What about directories? Some apps want to iterate through directories. Want to avoid exposing names and that’s how dirs usual work. Instead, in IO Types, planning stream of lazy streams. Can check things like media_type to figure out if it wants to open, and then lazily open and it will give either a stream or array.

How does this relate to write once, run anywhere?

We’re starting with focusing on compute and abstracting the metacompute. Not focusing on the whole application. We can think about simpler applications for now and expand out from there. Instead of making whole app portable, growing the portable core and push metacompute to the boundaries. Won’t have business logic mixed in with thinking about how the filesystem works.

What about compat?

Going to have capability to program to IO Types directly, but also important to apply to existing APIs. We can build libc types on top of IO Types. Going to be a way for code that’s already somewhat portable to easily port. This work hasn’t started yet. Idea is that we’d have two different libcs. Do I want to use libc backed by filesystem or by IO Types?

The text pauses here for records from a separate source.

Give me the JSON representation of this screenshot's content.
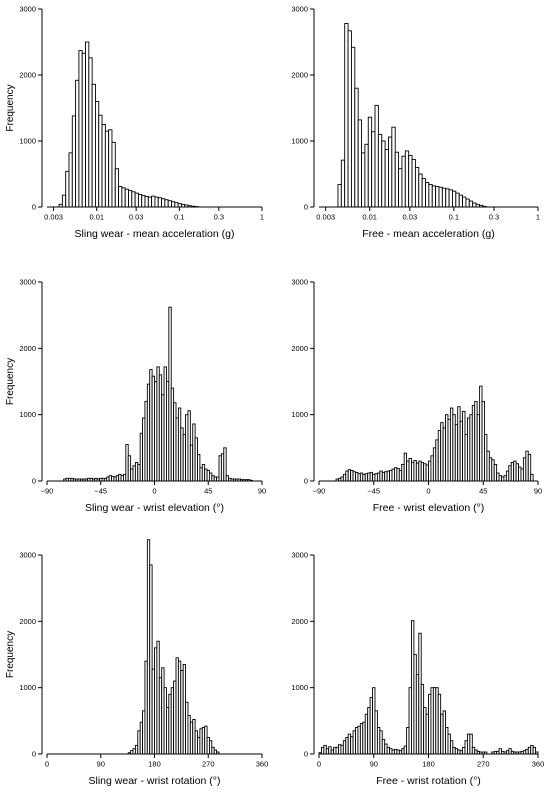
{
  "chart_data": [
    {
      "type": "bar",
      "xlabel": "Sling wear - mean acceleration (g)",
      "ylabel": "Frequency",
      "xscale": "log",
      "xlim": [
        0.0025,
        1
      ],
      "ylim": [
        0,
        3000
      ],
      "yticks": [
        0,
        1000,
        2000,
        3000
      ],
      "xticks": [
        0.003,
        0.01,
        0.03,
        0.1,
        0.3,
        1
      ],
      "xtick_labels": [
        "0.003",
        "0.01",
        "0.03",
        "0.1",
        "0.3",
        "1"
      ],
      "bin_start": 0.0035,
      "bin_ratio": 1.0965,
      "values": [
        40,
        180,
        540,
        820,
        1380,
        1920,
        2370,
        2330,
        2500,
        2260,
        1860,
        1600,
        1390,
        1250,
        1150,
        1170,
        980,
        580,
        310,
        290,
        270,
        250,
        230,
        210,
        190,
        175,
        160,
        150,
        165,
        150,
        140,
        125,
        110,
        95,
        80,
        65,
        50,
        40,
        30,
        20,
        12,
        6
      ]
    },
    {
      "type": "bar",
      "xlabel": "Free - mean acceleration (g)",
      "ylabel": "",
      "xscale": "log",
      "xlim": [
        0.0025,
        1
      ],
      "ylim": [
        0,
        3000
      ],
      "yticks": [
        0,
        1000,
        2000,
        3000
      ],
      "xticks": [
        0.003,
        0.01,
        0.03,
        0.1,
        0.3,
        1
      ],
      "xtick_labels": [
        "0.003",
        "0.01",
        "0.03",
        "0.1",
        "0.3",
        "1"
      ],
      "bin_start": 0.0042,
      "bin_ratio": 1.0965,
      "values": [
        340,
        710,
        2780,
        2670,
        2420,
        1800,
        1320,
        820,
        950,
        1360,
        1140,
        1540,
        1100,
        1000,
        870,
        1060,
        1210,
        830,
        580,
        770,
        850,
        780,
        720,
        600,
        500,
        430,
        370,
        340,
        320,
        310,
        300,
        285,
        275,
        260,
        240,
        210,
        180,
        150,
        120,
        90,
        60,
        40,
        25,
        10
      ]
    },
    {
      "type": "bar",
      "xlabel": "Sling wear - wrist elevation (°)",
      "ylabel": "Frequency",
      "xscale": "linear",
      "xlim": [
        -90,
        90
      ],
      "ylim": [
        0,
        3000
      ],
      "yticks": [
        0,
        1000,
        2000,
        3000
      ],
      "xticks": [
        -90,
        -45,
        0,
        45,
        90
      ],
      "xtick_labels": [
        "−90",
        "−45",
        "0",
        "45",
        "90"
      ],
      "bin_start": -90,
      "bin_width": 2,
      "values": [
        0,
        0,
        0,
        0,
        0,
        0,
        0,
        30,
        40,
        40,
        40,
        30,
        30,
        30,
        30,
        30,
        30,
        40,
        40,
        30,
        40,
        30,
        40,
        40,
        40,
        60,
        80,
        70,
        60,
        80,
        100,
        80,
        100,
        550,
        380,
        180,
        230,
        280,
        250,
        720,
        950,
        1200,
        1460,
        1680,
        1580,
        1500,
        1720,
        1600,
        1300,
        1720,
        1500,
        2620,
        1400,
        1180,
        950,
        1100,
        800,
        700,
        1000,
        1060,
        540,
        860,
        650,
        400,
        200,
        250,
        180,
        160,
        120,
        80,
        60,
        60,
        380,
        410,
        500,
        80,
        40,
        30,
        30,
        30,
        30,
        20,
        20,
        20,
        20,
        10,
        0,
        0,
        0,
        0
      ]
    },
    {
      "type": "bar",
      "xlabel": "Free - wrist elevation (°)",
      "ylabel": "",
      "xscale": "linear",
      "xlim": [
        -90,
        90
      ],
      "ylim": [
        0,
        3000
      ],
      "yticks": [
        0,
        1000,
        2000,
        3000
      ],
      "xticks": [
        -90,
        -45,
        0,
        45,
        90
      ],
      "xtick_labels": [
        "−90",
        "−45",
        "0",
        "45",
        "90"
      ],
      "bin_start": -90,
      "bin_width": 2,
      "values": [
        0,
        0,
        0,
        0,
        0,
        0,
        0,
        30,
        40,
        60,
        100,
        150,
        170,
        160,
        140,
        130,
        110,
        120,
        100,
        110,
        120,
        130,
        100,
        110,
        120,
        150,
        130,
        140,
        150,
        160,
        180,
        200,
        190,
        160,
        250,
        420,
        300,
        340,
        280,
        310,
        270,
        300,
        280,
        260,
        240,
        300,
        380,
        500,
        620,
        760,
        880,
        800,
        1000,
        930,
        1100,
        1000,
        850,
        1120,
        900,
        1050,
        700,
        950,
        1000,
        1140,
        1200,
        1000,
        1430,
        1200,
        700,
        450,
        350,
        320,
        250,
        120,
        80,
        60,
        80,
        150,
        230,
        280,
        300,
        260,
        210,
        180,
        350,
        450,
        400,
        100,
        0,
        0
      ]
    },
    {
      "type": "bar",
      "xlabel": "Sling wear - wrist rotation (°)",
      "ylabel": "Frequency",
      "xscale": "linear",
      "xlim": [
        0,
        360
      ],
      "ylim": [
        0,
        3000
      ],
      "yticks": [
        0,
        1000,
        2000,
        3000
      ],
      "xticks": [
        0,
        90,
        180,
        270,
        360
      ],
      "xtick_labels": [
        "0",
        "90",
        "180",
        "270",
        "360"
      ],
      "bin_start": 0,
      "bin_width": 4,
      "values": [
        0,
        0,
        0,
        0,
        0,
        0,
        0,
        0,
        0,
        0,
        0,
        0,
        0,
        0,
        0,
        0,
        0,
        0,
        0,
        0,
        0,
        0,
        0,
        0,
        0,
        0,
        0,
        0,
        0,
        0,
        0,
        0,
        0,
        0,
        20,
        50,
        80,
        130,
        350,
        480,
        650,
        1400,
        3230,
        2850,
        1280,
        1600,
        1700,
        1150,
        1300,
        1000,
        700,
        900,
        1000,
        1100,
        1450,
        1400,
        1260,
        1350,
        780,
        580,
        480,
        520,
        350,
        250,
        380,
        400,
        420,
        250,
        200,
        100,
        60,
        30,
        0,
        0,
        0,
        0,
        0,
        0,
        0,
        0,
        0,
        0,
        0,
        0,
        0,
        0,
        0,
        0,
        0,
        0
      ]
    },
    {
      "type": "bar",
      "xlabel": "Free - wrist rotation (°)",
      "ylabel": "",
      "xscale": "linear",
      "xlim": [
        0,
        360
      ],
      "ylim": [
        0,
        3000
      ],
      "yticks": [
        0,
        1000,
        2000,
        3000
      ],
      "xticks": [
        0,
        90,
        180,
        270,
        360
      ],
      "xtick_labels": [
        "0",
        "90",
        "180",
        "270",
        "360"
      ],
      "bin_start": 0,
      "bin_width": 4,
      "values": [
        20,
        100,
        130,
        80,
        110,
        60,
        100,
        100,
        140,
        130,
        200,
        250,
        300,
        260,
        350,
        400,
        420,
        460,
        480,
        600,
        700,
        850,
        1000,
        650,
        400,
        350,
        220,
        150,
        100,
        80,
        60,
        70,
        60,
        50,
        80,
        120,
        400,
        1000,
        2010,
        1500,
        1200,
        1820,
        1050,
        700,
        600,
        900,
        1000,
        1000,
        1000,
        900,
        600,
        650,
        400,
        300,
        200,
        100,
        80,
        60,
        50,
        100,
        200,
        300,
        300,
        100,
        60,
        40,
        30,
        30,
        30,
        0,
        0,
        30,
        40,
        40,
        80,
        40,
        30,
        50,
        80,
        40,
        30,
        30,
        30,
        40,
        50,
        70,
        100,
        130,
        100,
        30
      ]
    }
  ]
}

Zero copy is something I get asked about a lot. Want to talk about how we think about that. Forward, skip, write_zeros, etc are examples. Worth mentioning that read is not zero copy. Zero copy for read means shared memory. That means you need to have a protocol on top of that memory. When we add that on, then it’s not very virtualizable. Possible that we’ll introduce zero-copy read in the future with changes to Wasm core, but for now don’t really need it for many use cases, but can instead use things like forward.

**Sam Clegg:** What about avoiding linear memory all together and allowing read to return slices to others memory? Then you could have an object that points to kernel memory.

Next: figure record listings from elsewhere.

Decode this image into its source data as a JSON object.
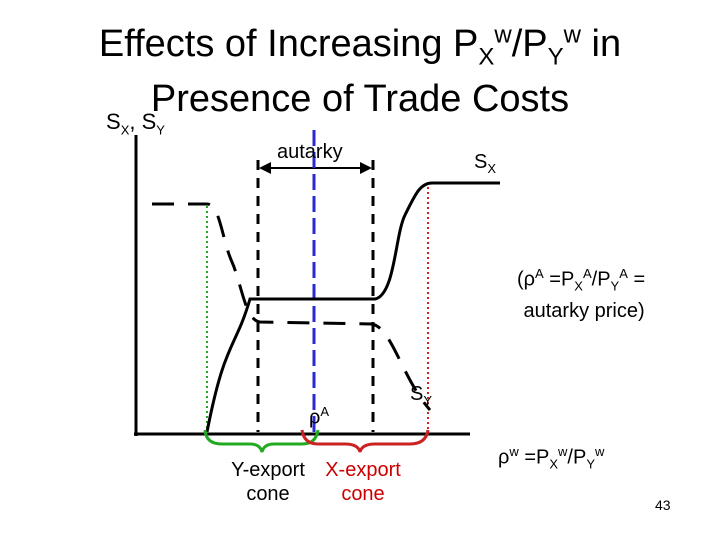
{
  "title": {
    "line1_prefix": "Effects of Increasing P",
    "sub_x": "X",
    "sup_w1": "w",
    "slash": "/P",
    "sub_y": "Y",
    "sup_w2": "w",
    "line1_suffix": " in",
    "line2": "Presence of Trade Costs"
  },
  "y_axis_label": {
    "s1": "S",
    "sub1": "X",
    "comma": ", ",
    "s2": "S",
    "sub2": "Y"
  },
  "labels": {
    "autarky": "autarky",
    "sx": {
      "main": "S",
      "sub": "X"
    },
    "sy": {
      "main": "S",
      "sub": "Y"
    },
    "rho_a": {
      "main": "ρ",
      "sup": "A"
    },
    "autarky_price": {
      "open": "(ρ",
      "sup_a": "A",
      "eq": " =P",
      "sub_x": "X",
      "sup_a2": "A",
      "slash": "/P",
      "sub_y": "Y",
      "sup_a3": "A",
      "close": " =",
      "line2": "autarky price)"
    },
    "rho_w": {
      "main": "ρ",
      "sup_w": "w",
      "eq": " =P",
      "sub_x": "X",
      "sup_w2": "w",
      "slash": "/P",
      "sub_y": "Y",
      "sup_w3": "w"
    },
    "y_export": {
      "line1": "Y-export",
      "line2": "cone",
      "color": "#007a00"
    },
    "x_export": {
      "line1": "X-export",
      "line2": "cone",
      "color": "#cc0000"
    }
  },
  "colors": {
    "axis": "#000000",
    "blue_line": "#2a2ad4",
    "green": "#22aa22",
    "red": "#cc2222"
  },
  "page_number": "43"
}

**Dan Gohman:** Yeah, that’s a cool idea. I think we’d need to add things to core Wasm for that.

**Sam Clegg:** And GC would probably come in.

**Dan Gohman:** Some considerations there, but certainly something that we can think about. If wasm wants to go in direction of views, then WASI will go there too.

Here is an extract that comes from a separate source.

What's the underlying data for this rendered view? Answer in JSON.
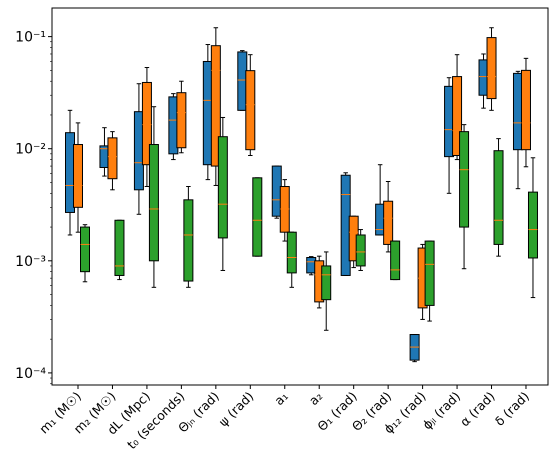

Async will be handled by Wasm CG. IO Types are about semantics of the IO and how its abstracted. Independent of how we wait for things to happen. Wasm stack switching subgroup will lead that work.

Data parallelism, don’t have time for that.

Hints of things to come:
- Vectored IO. Optimistic that IT can help with this
- Multiplexed connections, like QUIC. Maybe makes sense to have an abstraction on that
- IO Windows. Network engineers think in this way
- Interactive streams. IO Streams are unidirectional. Interactive is likely a different set of APIs
- Text streams is something I care a lot about. Rule out things like control codes.
- Terminal IO
- A way to do fsync and fdatasync.

**Matt Butcher:** What can we do to help?

**Dan Gohman:** wasi-io, trying to define witx files for these. Once we have this is to take a look at these interfaces and the backing prototypes. Try to use them in an application. File issues in wasi-io repo. That will be a place for open ended discussions. If you want to talk about these things in Discord, or BA Zulip. Reach out and lets talk about things we can do

Are there other patterns we can identify? What are the categories we can make

**Sam Clegg:** You mentioned dont’ want to deal with complexity of platform differences. Where does that complexity end up?

**Dan Gohman:** Some of it is in the host system. And some of it is pushing it out to outer parts of the program. Inner modules might be pure compute, with outer modules using wasi-filesystem. General theme is pushing that all the way out, to either those outer modules or the host.

**Matt Butcher:** Wanted to give unambiguous feedback that we’re really excited and that you’ve hit on an abstraction that we think is really workable.